O globo, n. 31036, 28/07/2018. Artigos, p. 17

 

O justo julgamento dos responsáveis

João Carlos Castellar

28/07/2018

 

 

Recente decisão da Corte Interamericana de Direitos Humanos (CIDH) condenou o Brasil por falta de investigação, julgamento e punição dos responsáveis pela tortura e o assassinato do jornalista Vladimir Herzog. O tribunal também proclamou que “o Estado não pode invocar a existência da figura da prescrição (...) ou a Lei de Anistia ou qualquer outra disposição semelhante ou excludente de responsabilidade para escusar-se de seu dever de investigar e punir os responsáveis”, conforme noticiado.

Essa importante manifestação da CIDH remete os brasileiros a refletirem sobre o alcance da chamada “Lei de Anistia”, que entrou em vigor em 28 de setembro de 1979. Para tanto, é oportuno recordar alguns acontecimentos dos dois anos anteriores à sua edição.

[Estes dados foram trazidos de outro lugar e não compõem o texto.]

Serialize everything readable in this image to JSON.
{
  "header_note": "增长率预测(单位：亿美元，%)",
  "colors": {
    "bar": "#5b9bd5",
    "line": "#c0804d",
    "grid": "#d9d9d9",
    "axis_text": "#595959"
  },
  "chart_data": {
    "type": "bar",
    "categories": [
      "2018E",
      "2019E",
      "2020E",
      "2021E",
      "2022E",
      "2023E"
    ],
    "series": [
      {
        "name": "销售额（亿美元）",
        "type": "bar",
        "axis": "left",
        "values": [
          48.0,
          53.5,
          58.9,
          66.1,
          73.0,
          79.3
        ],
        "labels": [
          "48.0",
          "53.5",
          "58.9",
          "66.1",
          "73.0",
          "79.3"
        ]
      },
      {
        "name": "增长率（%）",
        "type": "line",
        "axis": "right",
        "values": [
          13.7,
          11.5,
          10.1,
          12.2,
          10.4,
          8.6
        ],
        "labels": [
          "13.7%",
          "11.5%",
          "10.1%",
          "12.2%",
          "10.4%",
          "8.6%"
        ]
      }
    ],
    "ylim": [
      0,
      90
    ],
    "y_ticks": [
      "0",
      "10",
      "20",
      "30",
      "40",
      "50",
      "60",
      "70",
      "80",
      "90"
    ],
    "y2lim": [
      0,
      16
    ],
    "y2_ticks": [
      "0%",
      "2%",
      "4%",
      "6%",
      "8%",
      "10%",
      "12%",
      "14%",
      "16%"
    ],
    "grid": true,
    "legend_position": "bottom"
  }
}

Em abril de 1977, o então presidente Geisel baixou o “Pacote de Abril”, fechando o Congresso Nacional, de modo a conseguir maioria para eleger seu sucessor. E conseguiu. Mas, diante do avanço das lutas populares por liberdades democráticas, o general Figueiredo se viu na contingência de adotar o discurso da “revisão dos processos”. Disso resultou a revogação do famigerado Decreto-Lei 898/69, editando-se uma nova Lei de Segurança Nacional, estatuto que reduzia as severas penas previstas no anterior, viabilizando a soltura de muitos presos políticos. Permaneceriam apenas aqueles condenados por “crimes de sangue”.

Cresceu, a partir de então, a reivindicação por uma “anistia ampla, geral e irrestrita”, visando à libertação de todos os presos. Mas a Lei de Anistia entrou em vigor em 28/08/79, ocasião em que o Brasil ainda vivia uma ditadura. Tanto é assim que essa lei foi assinada por vários militares, todos ocupantes de relevantes postos no governo, tais como Maximiano da Fonseca, Válter Pires, Délio Jardim de Matos, Mário Andreazza, Danilo Venturini, Golbery do Couto e Silva e Otávio de Medeiros.

Assim, a Lei de Anistia, nos termos em que está editada, foi aquela que era possível na conjuntura política de então, em que ainda se temia o recrudescimento do regime. Desse modo, os militares, ainda no poder, conseguiram se proteger das investigações que lhes poderiam sobrevir no futuro, pois já não se tinha dúvida das torturas, mortes e “desaparecimentos” ocorridos em unidades militares e órgãos policiais, sob seu comando.

O tempo passou. A ditadura foi vencida, vige a Constituição Federal de 1988, e vários presidentes foram democraticamente eleitos. O país precisa conhecer sua história, fazer sua catarse. Países vizinhos que também atravessaram ditaduras, como Argentina, Uruguai e Chile, assim o fizeram. Há que se desvendar o passado em toda a sua extensão. As vítimas daquele período merecem o justo julgamento dos responsáveis. A Lei de Anistia tem que ser revista.